Азиатский антициклон отступил, оставив после себя приятную депрессию. Слепящим золотом засверкало в вышине солнце, свет его, растворяясь по утрам в каплях росы, блистал ничем не хуже россыпей алмазных. Стало тепло, а по местным меркам – даже жарко.
На склонах сопок из серо-зелёного стланика выглянули светло-желтые цветы. В небе над цветами пели и кричали птицы. Хорошо на улице: приятно душе и телу, а вот в кабинете начальника городской милиции о приятности напоминал лишь едва ощутимый аромат одеколона "Шипр", прочие же ароматы вкупе с тяжёлой духотой, безжалостно давили малейшие намёки на любое проявление радостного настроения. Всем хотелось на улицу и пить, но в графине, вместо живительной влаги, бесновалась муха, попавшая по чьей-то злой воле в замкнутое пространство. Атмосфера в кабинете была до того тяжкой, что начальник милиции, любивший длинные и назидательные речи, решил поскорее свернуть ежедневную сходку. Торопливо заострив внимание на факте участившихся случаев нелегального вывоза золота из города воздушным путём, он утёр вспотевший лоб и распустил народ. Загремели стулья. Возле дверей случилось лёгкое столпотворение.
– А вас, Синяков, я попрошу остаться! – голосом небезызвестного киношного героя окликнул начальник Васю Синякова
Василий поморщился. Такие просьбы начальства всегда чем-нибудь чреваты, а Васе ничего чреватого сейчас не хотелось. Ему хотелось вырваться из душного кабинета и напиться воды студёной, а ещё лучше – пива.

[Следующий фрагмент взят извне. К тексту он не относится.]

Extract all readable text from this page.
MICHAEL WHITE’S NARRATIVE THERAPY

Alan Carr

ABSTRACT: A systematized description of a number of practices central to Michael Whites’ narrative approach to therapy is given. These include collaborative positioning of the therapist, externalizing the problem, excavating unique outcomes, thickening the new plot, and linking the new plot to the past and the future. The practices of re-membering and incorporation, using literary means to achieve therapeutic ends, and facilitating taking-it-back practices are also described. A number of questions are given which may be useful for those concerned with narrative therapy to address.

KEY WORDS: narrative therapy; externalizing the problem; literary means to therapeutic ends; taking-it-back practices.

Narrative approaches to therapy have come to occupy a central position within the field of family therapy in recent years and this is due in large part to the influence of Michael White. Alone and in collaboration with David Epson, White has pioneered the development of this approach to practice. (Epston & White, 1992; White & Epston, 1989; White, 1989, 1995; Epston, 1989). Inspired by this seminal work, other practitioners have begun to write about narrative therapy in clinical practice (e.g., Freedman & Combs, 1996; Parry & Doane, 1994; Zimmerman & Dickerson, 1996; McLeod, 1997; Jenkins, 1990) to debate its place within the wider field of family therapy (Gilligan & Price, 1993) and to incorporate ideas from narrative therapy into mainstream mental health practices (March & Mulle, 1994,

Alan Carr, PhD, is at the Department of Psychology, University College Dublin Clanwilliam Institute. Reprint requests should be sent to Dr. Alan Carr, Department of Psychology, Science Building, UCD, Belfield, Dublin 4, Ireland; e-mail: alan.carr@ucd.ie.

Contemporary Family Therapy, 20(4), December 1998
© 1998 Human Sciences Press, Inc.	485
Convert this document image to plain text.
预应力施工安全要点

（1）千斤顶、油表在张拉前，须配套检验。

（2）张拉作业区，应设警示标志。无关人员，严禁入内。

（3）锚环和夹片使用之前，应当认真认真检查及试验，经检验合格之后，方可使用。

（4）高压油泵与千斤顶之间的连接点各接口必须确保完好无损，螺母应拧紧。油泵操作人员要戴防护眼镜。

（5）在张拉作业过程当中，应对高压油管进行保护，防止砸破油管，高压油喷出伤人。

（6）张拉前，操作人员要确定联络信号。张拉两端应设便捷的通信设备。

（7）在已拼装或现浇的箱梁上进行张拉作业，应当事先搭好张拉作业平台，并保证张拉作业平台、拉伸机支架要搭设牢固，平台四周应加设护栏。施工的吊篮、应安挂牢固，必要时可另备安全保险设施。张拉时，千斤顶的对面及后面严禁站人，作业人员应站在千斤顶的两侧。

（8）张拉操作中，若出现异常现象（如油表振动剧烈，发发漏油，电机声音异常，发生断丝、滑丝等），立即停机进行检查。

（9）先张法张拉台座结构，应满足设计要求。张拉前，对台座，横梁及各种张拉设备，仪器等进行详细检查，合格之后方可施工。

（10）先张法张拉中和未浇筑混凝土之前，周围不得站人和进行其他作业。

– Вот что, Синяков, – начальник подвинул к следователю тощую папку, – тут один бич по фамилии Банкин кони двинул, а наш эксперт, проявив ненужную любознательность, выявил признаки отравления и не туда дышло повернул. И всё бы ничего, но послезавтра приезжает комиссия. Придётся отчитываться. Коля Петров начал работать, но с ним, сам поди уже знаешь, сегодня ночью случилась беда… Приступ радикулита… Так что, хватай дело в зубы и в путь.
В кабинете Синяков напился воды и открыл папку с делом. Сразу стало ясно, что не успел Петров хорошо потоптать розыскную ниву. Конь здесь повалялся, но самую малость. С краешку. В папке лежали два протокола: осмотра места происшествия и допроса единственного свидетеля. Тут же лежал и акт экспертизы, где указано, что у трупа, наряду с вызванными неумеренным потреблением спиртных напитков патологиями, имеются явные признаки воздействия на организм цианидов.
"Нужны уточнения, – решил Василий, встал из-за стола и пошёл".
Глафира Петровна Дюкина, именно она и была тем самым единственным свидетелем, проживала с погибшим в одной квартире. Вот эта улица, вот этот дом… Нужная квартира находилась на втором этаже. Заперто. Василий постучал костяшками пальцев по истёртой и изодранной клеёнке, служившей некогда здесь ярким украшением, а теперь превратившаяся в сплошное уродство. На вежливый стук никто не отозвался. Постучал серьёзнее – кулаком. Когда стучать кулаком надоело и захотелось воспользоваться ногой, за дверью послышались шорохи и скрипучий голос поинтересовался:
– Чего надо?
– Из милиции я, – закричал Василий. – Мне бы с Глафирой Петровной переговорить!
– Зачем?
– По поводу показаний!
Дверь отворилась. Квартира, куда впустили Синякова, была коммунальной. На три семьи. С общей кухней и некоторыми удобствами.